The UK Government has just announced its decision to terminate its contract with PA Consulting, the private sector contractor which it had engaged to carry out a research project on tracking offenders through the criminal justice system. This follows an inquiry by the Government into the circumstances surrounding the loss (which became public nearly three weeks ago) by PA Consulting of a memory stick containing the unencrypted personal data of all 84,000 prisoners in England and Wales. Home Secretary Jacqui Smith indicated the Government's inquiries showed PA Consulting to be in breach of the data security provisions of its contract, in that data held on a secure site was downloaded by the contractor to an insecure memory stick which was then physically lost.
* Reports suggest the memory stick was placed in an unlocked desk drawer. Presumably at the next IT event they sponsor, PA will not be handing out memory sticks as freebies.
Stop press: PA has now responded to the Home Office…

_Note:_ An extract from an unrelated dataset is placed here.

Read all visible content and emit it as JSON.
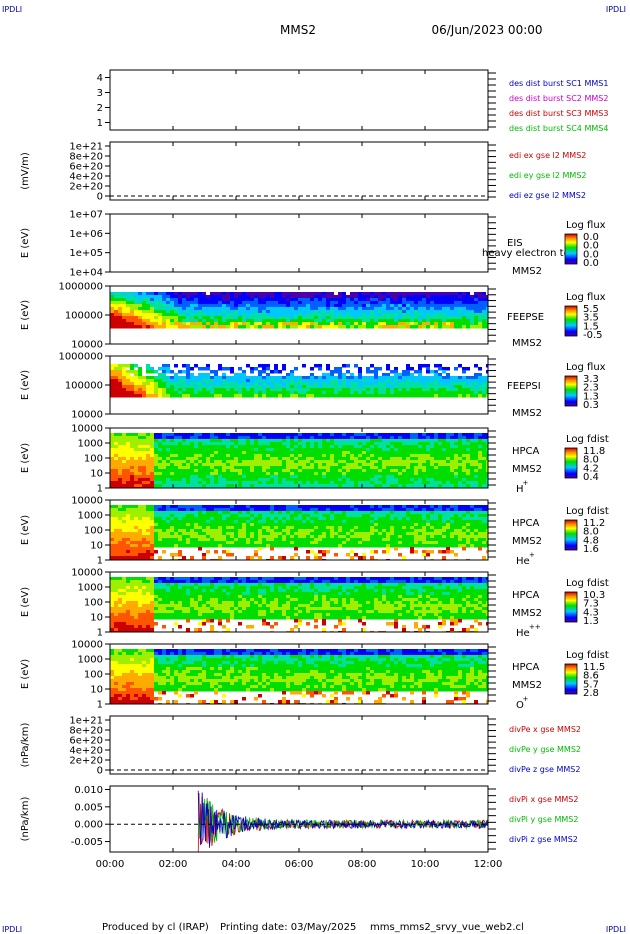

As is appropriate in these circumstances, PA Consulting has avoided making any comment on this incident until publication of the report of the Home Office to the Information Commissioner. This report has been published today.

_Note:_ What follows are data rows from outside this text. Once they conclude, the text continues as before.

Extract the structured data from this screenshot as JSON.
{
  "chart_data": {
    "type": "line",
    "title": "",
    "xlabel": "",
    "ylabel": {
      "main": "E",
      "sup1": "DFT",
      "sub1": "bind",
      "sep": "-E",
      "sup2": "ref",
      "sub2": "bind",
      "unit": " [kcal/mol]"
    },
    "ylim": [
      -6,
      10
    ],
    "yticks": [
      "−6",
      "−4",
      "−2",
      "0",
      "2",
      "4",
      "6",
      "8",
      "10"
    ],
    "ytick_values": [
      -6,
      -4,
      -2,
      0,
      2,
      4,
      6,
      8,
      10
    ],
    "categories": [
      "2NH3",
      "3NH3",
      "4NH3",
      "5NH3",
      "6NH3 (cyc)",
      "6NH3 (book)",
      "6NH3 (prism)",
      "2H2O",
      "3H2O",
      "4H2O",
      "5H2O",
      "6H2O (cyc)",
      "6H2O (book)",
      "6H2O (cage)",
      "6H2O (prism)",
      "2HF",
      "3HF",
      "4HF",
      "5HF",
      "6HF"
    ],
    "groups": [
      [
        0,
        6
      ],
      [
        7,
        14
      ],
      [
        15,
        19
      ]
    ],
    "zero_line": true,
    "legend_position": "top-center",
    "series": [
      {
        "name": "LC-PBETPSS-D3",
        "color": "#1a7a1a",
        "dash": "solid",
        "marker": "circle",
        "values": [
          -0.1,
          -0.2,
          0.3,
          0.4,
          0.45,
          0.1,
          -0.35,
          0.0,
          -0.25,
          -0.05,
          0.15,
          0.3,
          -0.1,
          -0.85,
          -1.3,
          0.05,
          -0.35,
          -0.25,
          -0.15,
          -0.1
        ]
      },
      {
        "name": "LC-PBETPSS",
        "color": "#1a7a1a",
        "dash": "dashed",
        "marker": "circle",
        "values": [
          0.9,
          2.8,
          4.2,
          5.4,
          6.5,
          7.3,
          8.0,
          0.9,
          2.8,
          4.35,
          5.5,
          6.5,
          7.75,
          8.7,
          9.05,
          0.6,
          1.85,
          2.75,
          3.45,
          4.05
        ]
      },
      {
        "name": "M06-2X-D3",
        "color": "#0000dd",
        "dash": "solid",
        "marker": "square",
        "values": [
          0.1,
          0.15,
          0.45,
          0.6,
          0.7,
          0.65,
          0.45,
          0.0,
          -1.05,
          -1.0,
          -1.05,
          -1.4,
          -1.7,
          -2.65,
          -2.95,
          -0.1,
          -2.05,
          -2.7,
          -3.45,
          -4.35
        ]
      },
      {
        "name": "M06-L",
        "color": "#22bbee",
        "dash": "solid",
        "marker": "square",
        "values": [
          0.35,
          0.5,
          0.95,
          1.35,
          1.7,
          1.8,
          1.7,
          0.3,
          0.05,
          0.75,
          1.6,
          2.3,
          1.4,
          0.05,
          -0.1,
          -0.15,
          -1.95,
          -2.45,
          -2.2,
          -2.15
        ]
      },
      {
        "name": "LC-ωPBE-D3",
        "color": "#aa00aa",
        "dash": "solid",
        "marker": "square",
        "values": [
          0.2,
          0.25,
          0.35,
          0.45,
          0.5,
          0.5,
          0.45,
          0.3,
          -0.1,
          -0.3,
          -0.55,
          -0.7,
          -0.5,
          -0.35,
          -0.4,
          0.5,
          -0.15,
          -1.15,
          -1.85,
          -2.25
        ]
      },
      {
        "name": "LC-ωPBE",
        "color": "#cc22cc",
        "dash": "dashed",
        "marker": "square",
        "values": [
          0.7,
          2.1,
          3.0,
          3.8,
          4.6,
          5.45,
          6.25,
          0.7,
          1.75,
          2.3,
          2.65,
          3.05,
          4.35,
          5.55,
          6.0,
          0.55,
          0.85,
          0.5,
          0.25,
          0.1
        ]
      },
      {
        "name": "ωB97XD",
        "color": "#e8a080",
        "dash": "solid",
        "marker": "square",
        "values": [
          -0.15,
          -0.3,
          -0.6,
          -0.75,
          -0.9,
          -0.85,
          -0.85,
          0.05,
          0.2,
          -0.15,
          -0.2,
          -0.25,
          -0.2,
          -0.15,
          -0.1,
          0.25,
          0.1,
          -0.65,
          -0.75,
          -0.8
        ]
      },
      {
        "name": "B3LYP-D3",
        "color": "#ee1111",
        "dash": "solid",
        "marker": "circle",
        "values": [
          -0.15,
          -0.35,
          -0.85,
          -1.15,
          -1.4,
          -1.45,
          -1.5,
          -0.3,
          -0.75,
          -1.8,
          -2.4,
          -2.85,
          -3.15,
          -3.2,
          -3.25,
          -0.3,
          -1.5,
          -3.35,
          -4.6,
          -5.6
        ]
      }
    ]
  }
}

We have not yet had the opportunity to review the report in detail. However, we accept PA's responsibilities in this incident. As indicated in the notification, PA has a comprehensive system of security procedures and practices in place in order to protect, in addition to government information, sensitive information from commercial clients. The loss of data on this project was caused by human failure, a single employee was in breach of PA's well established information security processes. We deeply regret this human failure and apologise unreservedly to the Home Office.

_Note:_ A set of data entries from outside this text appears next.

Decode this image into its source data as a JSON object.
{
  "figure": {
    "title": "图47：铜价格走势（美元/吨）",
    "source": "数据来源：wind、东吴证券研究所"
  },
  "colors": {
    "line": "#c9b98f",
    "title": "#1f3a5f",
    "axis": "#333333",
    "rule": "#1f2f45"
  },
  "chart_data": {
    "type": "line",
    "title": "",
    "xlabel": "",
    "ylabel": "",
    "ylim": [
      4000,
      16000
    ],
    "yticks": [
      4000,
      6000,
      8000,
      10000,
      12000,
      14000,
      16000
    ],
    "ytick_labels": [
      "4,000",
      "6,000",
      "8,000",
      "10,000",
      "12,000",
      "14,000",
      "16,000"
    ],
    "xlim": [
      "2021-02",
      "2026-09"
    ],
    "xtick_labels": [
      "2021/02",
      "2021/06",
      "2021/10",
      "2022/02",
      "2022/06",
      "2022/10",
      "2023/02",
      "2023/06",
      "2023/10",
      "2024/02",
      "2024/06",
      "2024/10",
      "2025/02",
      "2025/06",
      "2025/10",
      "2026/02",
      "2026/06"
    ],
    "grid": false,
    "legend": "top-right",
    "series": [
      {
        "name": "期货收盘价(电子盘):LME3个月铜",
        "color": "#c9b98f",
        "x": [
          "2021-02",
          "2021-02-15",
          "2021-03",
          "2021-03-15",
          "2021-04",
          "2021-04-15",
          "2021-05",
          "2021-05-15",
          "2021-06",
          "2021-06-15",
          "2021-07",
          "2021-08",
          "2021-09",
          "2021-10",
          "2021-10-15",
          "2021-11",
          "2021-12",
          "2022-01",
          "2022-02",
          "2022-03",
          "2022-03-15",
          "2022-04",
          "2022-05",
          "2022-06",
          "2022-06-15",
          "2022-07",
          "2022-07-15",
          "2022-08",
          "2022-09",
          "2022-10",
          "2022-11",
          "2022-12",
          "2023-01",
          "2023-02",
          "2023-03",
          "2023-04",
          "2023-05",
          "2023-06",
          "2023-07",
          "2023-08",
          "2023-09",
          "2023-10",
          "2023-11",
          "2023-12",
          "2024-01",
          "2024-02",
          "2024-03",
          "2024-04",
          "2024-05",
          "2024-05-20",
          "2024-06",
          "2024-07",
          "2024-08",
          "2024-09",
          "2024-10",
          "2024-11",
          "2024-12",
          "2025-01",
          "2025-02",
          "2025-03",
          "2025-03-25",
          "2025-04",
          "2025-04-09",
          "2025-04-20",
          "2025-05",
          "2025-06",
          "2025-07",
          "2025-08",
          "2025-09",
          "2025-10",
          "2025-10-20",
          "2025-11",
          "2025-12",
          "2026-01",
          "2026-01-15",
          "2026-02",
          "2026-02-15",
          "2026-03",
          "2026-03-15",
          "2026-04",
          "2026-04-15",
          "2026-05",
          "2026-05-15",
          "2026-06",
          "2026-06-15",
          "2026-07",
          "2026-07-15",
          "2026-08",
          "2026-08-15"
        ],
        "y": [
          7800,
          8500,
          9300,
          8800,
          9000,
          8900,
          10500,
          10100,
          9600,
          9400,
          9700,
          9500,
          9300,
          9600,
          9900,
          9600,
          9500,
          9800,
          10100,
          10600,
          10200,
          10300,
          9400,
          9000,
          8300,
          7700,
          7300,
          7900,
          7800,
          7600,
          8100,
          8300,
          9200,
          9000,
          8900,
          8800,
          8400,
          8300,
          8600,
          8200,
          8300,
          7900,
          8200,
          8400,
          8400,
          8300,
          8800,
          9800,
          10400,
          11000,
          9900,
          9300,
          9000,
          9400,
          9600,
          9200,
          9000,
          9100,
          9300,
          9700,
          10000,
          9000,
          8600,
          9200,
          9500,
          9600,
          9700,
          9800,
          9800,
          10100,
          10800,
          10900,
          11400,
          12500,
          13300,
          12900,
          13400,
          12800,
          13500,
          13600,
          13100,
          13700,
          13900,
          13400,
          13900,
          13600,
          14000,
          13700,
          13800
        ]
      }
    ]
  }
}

We have cooperated and continue to cooperate fully and willingly in the immediate reporting, ongoing investigation, and resolution of this incident.
We reported the potential loss of data to the Home Office at 16:30 on 18 August 2008, the day that the loss was discovered and less than two hours after it was reported to PA's management. We then confirmed the loss to the Home Office at midday on 19 August.
PA has conducted an examination of every one of our government and private sector projects that handle personal, sensitive or protectively marked material against recognised best practice and government-approved processes. Our review has confirmed that, apart from in this isolated incident, we are fully compliant with robust policies and procedures and are achieving high levels of information assurance across all of our work. In addition, several government departments have carried out their own extensive audits of PA projects and in all cases have found them to be fully compliant.
PA has safely handled sensitive government information for over 60 years and this is the first incident of such a nature that PA has been involved in. It is clear from the events of recent weeks that the challenge of managing necessary confidential information held by government, and in particular of eliminating human error, is industry-wide. We are engaged in dialogue with our clients and competitors to address, and find solutions to, this challenge.